John’s post can be found here:
The Starfish and the Spider, by Ori Brafman & Rod Beckstrom
John is a good friend of mine, and also currently happens to be the COO of Mozilla, makers of the ever cool Firefox browser. This is his personal blog, but hopefully he won’t mind a few extra page views today.
John & I pursued similar programs at Stanford, separated by two years. We were both Coordinators for the famous CS 198 program, and we both pursued a Master’s degree in Computer Science, with a focus on Human-Computer Interaction under Terry Winograd.

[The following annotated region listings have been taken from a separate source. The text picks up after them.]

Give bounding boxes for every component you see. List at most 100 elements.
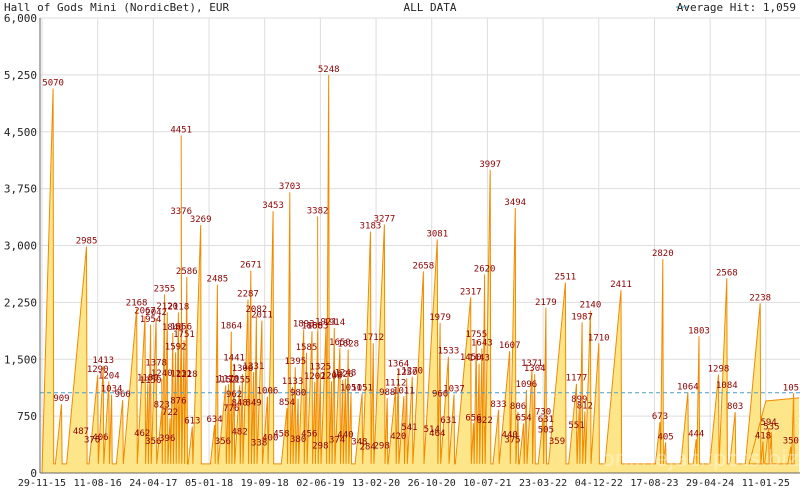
x-tick-label: 17-08-23 bbox=[630, 478, 678, 489]
peak-value-label: 1450 bbox=[460, 353, 482, 363]
peak-value-label: 2287 bbox=[237, 290, 259, 300]
peak-value-label: 1208 bbox=[321, 371, 343, 381]
peak-value-label: 2671 bbox=[240, 260, 262, 270]
peak-value-label: 2067 bbox=[134, 306, 156, 316]
peak-value-label: 1011 bbox=[393, 386, 415, 396]
peak-value-label: 1226 bbox=[332, 370, 354, 380]
peak-value-label: 876 bbox=[170, 397, 186, 407]
low-value-label: 514 bbox=[424, 425, 440, 435]
x-tick-label: 11-01-25 bbox=[742, 478, 790, 489]
peak-value-label: 1443 bbox=[468, 354, 490, 364]
peak-value-label: 1954 bbox=[140, 315, 162, 325]
peak-value-label: 1290 bbox=[87, 365, 109, 375]
peak-value-label: 1325 bbox=[310, 363, 332, 373]
peak-value-label: 656 bbox=[465, 413, 481, 423]
peak-value-label: 3382 bbox=[307, 207, 329, 217]
peak-value-label: 806 bbox=[510, 402, 526, 412]
low-value-label: 406 bbox=[92, 433, 108, 443]
peak-value-label: 1037 bbox=[443, 384, 465, 394]
low-value-label: 464 bbox=[429, 429, 445, 439]
peak-value-label: 899 bbox=[571, 395, 587, 405]
peak-value-label: 2120 bbox=[156, 302, 178, 312]
peak-value-label: 1150 bbox=[140, 376, 162, 386]
peak-value-label: 631 bbox=[538, 415, 554, 425]
peak-value-label: 350 bbox=[783, 436, 799, 446]
peak-value-label: 594 bbox=[760, 418, 776, 428]
y-axis-tick-labels: 0 750 1,500 2,250 3,000 3,750 4,500 5,250 6,000 bbox=[4, 12, 37, 480]
peak-value-label: 1112 bbox=[385, 379, 407, 389]
peak-value-label: 2985 bbox=[76, 237, 98, 247]
low-value-label: 482 bbox=[232, 427, 248, 437]
y-tick-label: 0 bbox=[30, 467, 37, 480]
peak-value-label: 2485 bbox=[207, 275, 229, 285]
chart-title: Hall of Gods Mini (NordicBet), EUR bbox=[4, 1, 230, 14]
peak-value-label: 730 bbox=[535, 408, 551, 418]
average-legend-label: Average Hit: 1,059 bbox=[677, 1, 796, 14]
x-tick-label: 19-09-18 bbox=[241, 478, 289, 489]
x-tick-label: 10-07-21 bbox=[463, 478, 511, 489]
low-value-label: 380 bbox=[290, 435, 306, 445]
low-value-label: 400 bbox=[262, 434, 278, 444]
peak-value-label: 2011 bbox=[251, 310, 273, 320]
peak-value-label: 2042 bbox=[145, 308, 167, 318]
peak-value-label: 1051 bbox=[340, 383, 362, 393]
peak-value-label: 1231 bbox=[170, 370, 192, 380]
peak-value-label: 1298 bbox=[708, 365, 730, 375]
peak-value-label: 3277 bbox=[374, 214, 396, 224]
peak-value-label: 1051 bbox=[783, 383, 800, 393]
peak-value-label: 3269 bbox=[190, 215, 212, 225]
x-tick-label: 29-11-15 bbox=[18, 478, 66, 489]
y-tick-label: 5,250 bbox=[4, 69, 37, 82]
peak-value-labels: 5070298590914131290120410349602168206719… bbox=[42, 65, 800, 452]
peak-value-label: 2620 bbox=[474, 264, 496, 274]
chart-axes bbox=[39, 18, 800, 474]
peak-value-label: 966 bbox=[432, 390, 448, 400]
peak-value-label: 2586 bbox=[176, 267, 198, 277]
x-tick-label: 29-04-24 bbox=[686, 478, 734, 489]
low-value-label: 440 bbox=[337, 431, 353, 441]
peak-value-label: 1751 bbox=[173, 330, 195, 340]
peak-value-label: 1051 bbox=[351, 383, 373, 393]
peak-value-label: 1006 bbox=[257, 387, 279, 397]
low-value-label: 338 bbox=[251, 438, 267, 448]
peak-value-label: 5070 bbox=[42, 79, 64, 89]
x-tick-label: 04-12-22 bbox=[575, 478, 623, 489]
low-value-label: 375 bbox=[504, 436, 520, 446]
y-tick-label: 6,000 bbox=[4, 12, 37, 25]
peak-value-label: 1395 bbox=[284, 357, 306, 367]
x-tick-label: 13-02-20 bbox=[352, 478, 400, 489]
low-value-label: 356 bbox=[145, 437, 161, 447]
peak-value-label: 1863 bbox=[307, 322, 329, 332]
peak-value-label: 1133 bbox=[282, 377, 304, 387]
series-line bbox=[41, 74, 800, 474]
peak-value-label: 1921 bbox=[315, 317, 337, 327]
peak-value-label: 4451 bbox=[170, 125, 192, 135]
low-value-label: 359 bbox=[549, 437, 565, 447]
peak-value-label: 613 bbox=[184, 417, 200, 427]
peak-value-label: 3453 bbox=[262, 201, 284, 211]
peak-value-label: 980 bbox=[290, 389, 306, 399]
peak-value-label: 1034 bbox=[101, 385, 123, 395]
low-value-label: 487 bbox=[73, 427, 89, 437]
peak-value-label: 1228 bbox=[176, 370, 198, 380]
peak-value-label: 1856 bbox=[170, 322, 192, 332]
range-label: ALL DATA bbox=[404, 1, 457, 14]
peak-value-label: 833 bbox=[490, 400, 506, 410]
peak-value-label: 1155 bbox=[229, 375, 251, 385]
peak-value-label: 1364 bbox=[387, 360, 409, 370]
peak-value-label: 2118 bbox=[168, 302, 190, 312]
peak-value-label: 5248 bbox=[318, 65, 340, 75]
x-axis-tick-labels: 29-11-15 11-08-16 24-04-17 05-01-18 19-09-18… bbox=[18, 478, 790, 489]
x-tick-label: 11-08-16 bbox=[74, 478, 122, 489]
peak-value-label: 1607 bbox=[499, 341, 521, 351]
peak-value-label: 2082 bbox=[246, 305, 268, 315]
peak-value-label: 1846 bbox=[162, 323, 184, 333]
peak-value-label: 2179 bbox=[535, 298, 557, 308]
peak-value-label: 962 bbox=[226, 390, 242, 400]
jackpot-area-series bbox=[40, 74, 800, 474]
low-value-label: 420 bbox=[390, 432, 406, 442]
peak-value-label: 1202 bbox=[304, 372, 326, 382]
peak-value-label: 1592 bbox=[165, 342, 187, 352]
low-value-label: 541 bbox=[401, 423, 417, 433]
peak-value-label: 1755 bbox=[465, 330, 487, 340]
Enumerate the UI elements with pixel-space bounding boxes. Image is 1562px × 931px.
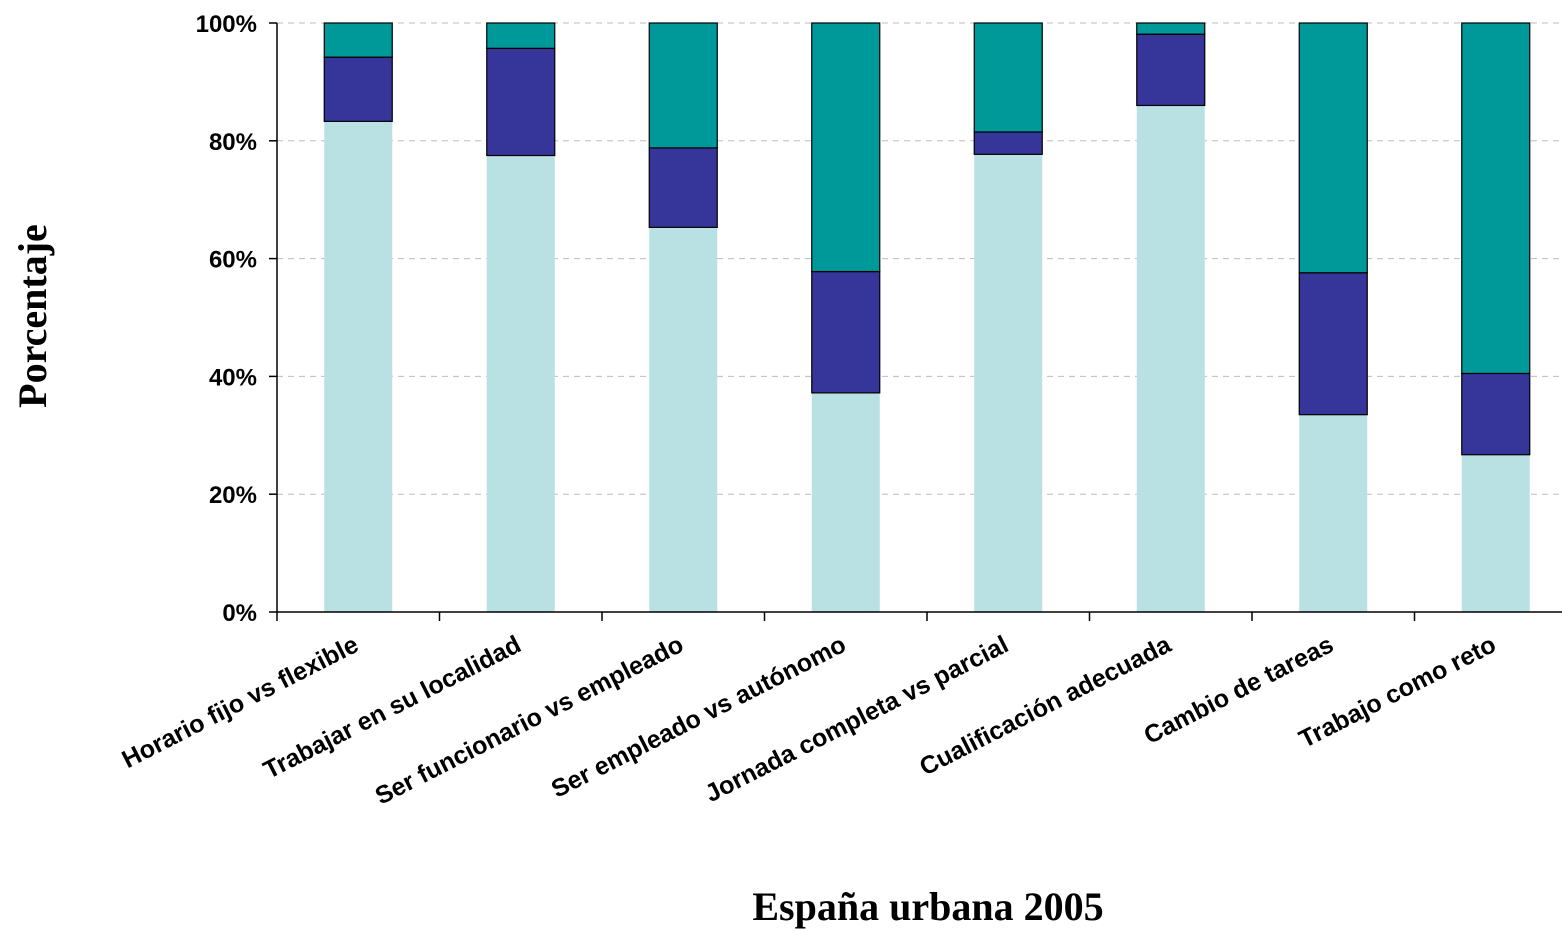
grid-layer — [277, 22, 1562, 495]
bar-segment — [1461, 372, 1531, 456]
x-tick-label: Ser funcionario vs empleado — [371, 630, 688, 810]
axis-layer — [269, 22, 1562, 621]
bar-segment — [648, 22, 718, 149]
x-tick-label: Trabajar en su localidad — [259, 630, 525, 784]
bar-segment — [973, 131, 1043, 155]
bar-layer — [323, 22, 1531, 613]
bar-segment — [1298, 272, 1368, 416]
y-axis-title: Porcentaje — [10, 224, 55, 408]
bar-segment — [973, 22, 1043, 133]
x-axis-title: España urbana 2005 — [752, 884, 1103, 929]
x-tick-label: Cualificación adecuada — [915, 630, 1176, 782]
bar-segment — [974, 154, 1043, 613]
y-tick-label: 40% — [209, 364, 257, 391]
bar-segment — [1136, 33, 1206, 107]
bar-segment — [811, 392, 880, 612]
bar-segment — [648, 147, 718, 228]
bar-segment — [324, 121, 393, 612]
y-tick-label: 20% — [209, 482, 257, 509]
bar-segment — [1299, 414, 1368, 612]
bar-segment — [1461, 22, 1531, 375]
bar-segment — [486, 155, 555, 612]
bar-segment — [323, 56, 393, 122]
x-tick-label: Ser empleado vs autónomo — [547, 630, 851, 803]
bar-segment — [1461, 454, 1530, 612]
bar-segment — [649, 227, 718, 612]
bar-segment — [486, 47, 556, 157]
y-tick-label: 100% — [196, 11, 257, 38]
bar-segment — [1298, 22, 1368, 274]
bar-segment — [811, 270, 881, 394]
y-tick-label: 60% — [209, 247, 257, 274]
bar-segment — [486, 22, 556, 49]
bar-segment — [1136, 105, 1205, 613]
bar-segment — [1136, 22, 1206, 35]
bar-segment — [323, 22, 393, 58]
bar-segment — [811, 22, 881, 273]
y-tick-label: 0% — [222, 600, 257, 627]
y-tick-label: 80% — [209, 129, 257, 156]
x-tick-label: Jornada completa vs parcial — [701, 630, 1013, 808]
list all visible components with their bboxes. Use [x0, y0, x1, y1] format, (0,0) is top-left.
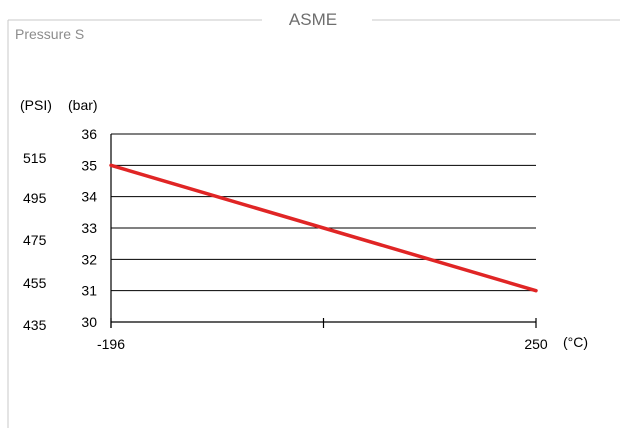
chart-subtitle: Pressure S: [15, 26, 84, 42]
chart-frame: [7, 19, 620, 428]
psi-tick-label: 495: [23, 190, 47, 206]
x-tick-label: 250: [524, 336, 548, 352]
bar-tick-label: 31: [81, 283, 97, 299]
bar-tick-label: 35: [81, 157, 97, 173]
bar-tick-label: 34: [81, 189, 97, 205]
psi-unit-label: (PSI): [20, 97, 52, 113]
psi-tick-label: 435: [23, 317, 47, 333]
bar-tick-label: 36: [81, 126, 97, 142]
grid: [111, 133, 536, 292]
psi-tick-label: 475: [23, 232, 47, 248]
chart-title: ASME: [289, 10, 337, 29]
series: [109, 163, 538, 293]
x-tick-label: -196: [97, 336, 125, 352]
bar-tick-labels: 30 31 32 33 34 35 36: [81, 126, 97, 330]
x-tick-labels: -196 250: [97, 336, 548, 352]
bar-tick-label: 33: [81, 220, 97, 236]
x-unit-label: (°C): [563, 334, 588, 350]
psi-tick-label: 515: [23, 150, 47, 166]
bar-unit-label: (bar): [68, 97, 98, 113]
bar-tick-label: 32: [81, 251, 97, 267]
psi-tick-label: 455: [23, 275, 47, 291]
axes: [110, 134, 537, 328]
bar-tick-label: 30: [81, 314, 97, 330]
series-line-0: [109, 163, 538, 293]
psi-tick-labels: 515 495 475 455 435: [23, 150, 47, 333]
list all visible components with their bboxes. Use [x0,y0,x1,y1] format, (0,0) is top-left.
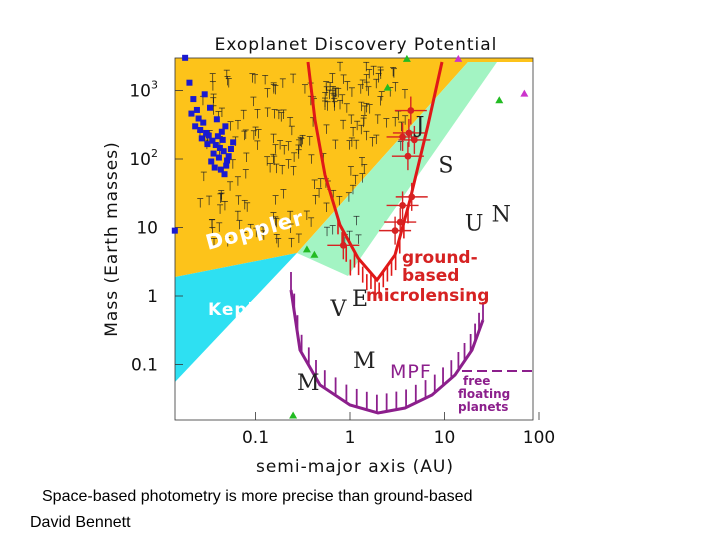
transit-planet-point [208,158,215,165]
planet-label-j: J [414,114,425,139]
transit-planet-point [190,96,197,103]
transit-planet-point [195,115,202,122]
transit-planet-point [211,164,218,171]
mpf-label: MPF [390,361,432,383]
transit-planet-point [205,132,212,139]
imaging-planet-point [383,83,392,91]
transit-planet-point [193,106,200,113]
microlensing-planet-point [408,193,416,201]
y-tick-exponent: 3 [151,79,158,92]
microlensing-planet-point [391,227,399,235]
imaging-planet-point [402,54,411,62]
kepler-region [175,253,297,382]
kepler-label: Kepler [208,300,276,320]
planet-series [171,54,529,419]
transit-planet-point [223,162,230,169]
detection-regions [175,58,533,420]
transit-planet-point [212,142,219,149]
transit-planet-point [224,157,231,164]
microlensing-planet-point [399,133,406,141]
microlensing-curve [306,61,444,283]
transit-planet-point [192,123,199,130]
transit-planet-point [198,135,205,142]
transit-planet-point [230,139,237,146]
ground-label-line1: ground- [402,248,478,268]
free-label-line2: floating [458,387,510,401]
x-tick-label: 1 [345,428,356,448]
transit-planet-point [188,110,195,117]
x-tick-label: 0.1 [242,428,269,448]
transit-planet-point [206,104,213,111]
ground-label-line2: based [402,266,459,286]
planet-label-m: M [297,371,320,396]
planet-label-e: E [352,287,368,312]
y-ticks: 0.1 1 10 102 103 [129,79,183,376]
microlensing-planet-point [410,136,418,144]
transit-planet-point [222,123,229,130]
free-label-line1: free [463,374,490,388]
imaging-planet-point [302,245,311,253]
transit-planet-point [213,116,220,123]
sensitivity-curves [289,61,533,415]
transit-planet-point [201,91,208,98]
imaging-planet-point [289,411,298,419]
transit-planet-point [221,171,228,178]
y-axis-label: Mass (Earth masses) [102,141,122,336]
planet-label-v: V [330,297,348,322]
doppler-planet-points [196,61,415,248]
transit-planet-point [215,154,222,161]
transit-planet-point [204,141,211,148]
mpf-curve [289,289,485,415]
transit-planet-point [225,153,232,160]
transit-planet-point [227,145,234,152]
free-label-line3: planets [458,400,508,414]
microlensing-planet-point [396,218,404,226]
planet-label-n: N [492,203,511,228]
transit-planet-point [209,137,216,144]
x-tick-label: 100 [523,428,555,448]
imaging-planet-point [495,96,504,104]
y-tick-label: 1 [147,287,158,307]
x-tick-label: 10 [434,428,456,448]
microlensing-planet-point [399,202,406,209]
planet-label-s: S [438,154,453,179]
microlensing-planet-point [407,107,415,114]
y-tick-label: 0.1 [131,356,158,376]
sim-region [297,62,497,276]
planet-label-u: U [465,211,484,236]
transit-planet-point [171,227,178,234]
microlensing-planet-point [404,152,412,160]
transit-planet-point [217,166,224,173]
y-tick-label: 102 [129,147,158,170]
transit-planet-point [200,119,207,126]
transit-planet-point [197,127,204,134]
solar-system-planet-labels: JS U N V E M M [297,114,511,396]
transit-planet-point [219,136,226,143]
caption-line-2: David Bennett [30,514,131,531]
caption-line-1: Space-based photometry is more precise t… [42,488,473,505]
planet-label-m: M [353,349,376,374]
microlensing-planet-point [405,129,413,137]
y-tick-label: 103 [129,79,158,102]
microlensing-planet-point [339,241,347,249]
other-planet-point [520,89,529,97]
transit-planet-point [182,54,189,61]
transit-planet-point [186,79,193,86]
transit-planet-point [220,148,227,155]
x-ticks: 0.1 1 10 100 [242,412,555,448]
plot-frame [174,57,534,421]
transit-planet-point [218,128,225,135]
transit-planet-point [214,133,221,140]
transit-planet-point [210,150,217,157]
x-axis-label: semi-major axis (AU) [256,457,454,477]
imaging-planet-point [310,250,319,258]
other-planet-point [454,54,463,62]
transit-planet-point [216,144,223,151]
doppler-region [175,58,533,277]
chart-title: Exoplanet Discovery Potential [215,35,498,55]
y-tick-exponent: 2 [151,147,158,160]
ground-label-line3: microlensing [366,286,489,306]
y-tick-label: 10 [136,219,158,239]
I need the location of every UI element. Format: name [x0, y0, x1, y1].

Like John, I haven’t read a good book on human-computer interaction and/or design in quite some time. But this one sounds extremely interesting and relevant. A quote from John’s summary:
The premise of this book is that there are a couple of very distinct models for organizations: centralized (the spider) and wholly decentralized (the starfish). The authors (Stanford GSBers, but worth reading in spite of that…) use this analogy: cut off the head of a spider and the spider dies. Cut off an arm of a starfish, and you often end up with two starfish. Starts by exploring the Spanish conquests of the Incas & Aztecs (spider organizations) and comparing them to the United States’ mostly ineffectual campaign against the Apaches (a starfish organization). The Apaches were harder to fight against because decisions weren’t made by any one person, but were made on what the US would have perceived as the edges — by medicine men who were empowered by their community. The strange thing (for the US, at any rate) was that whenever they killed any of these important people, more would spring up in their place. I thought it was interesting that the authors point to the US giving the Apaches cattle as something that ultimately led to the disintegration of their coherent society. (The implication here is that the sedentary nature of livestock & farming necessitated the creation of societal structures which were more centralized and less flexible — spider-thinking, where there was only starfish-thinking previously.)
Understanding the right organizational structure to produce truly excellent software is one of the reasons I pursued graduate programs in Human-Computer Interaction and Business. With the incredible amount of innovation and dynamicism on the web and in e-commerce today, it’s an incredibly relevant subject.
I think I’m going to have to pick up a copy.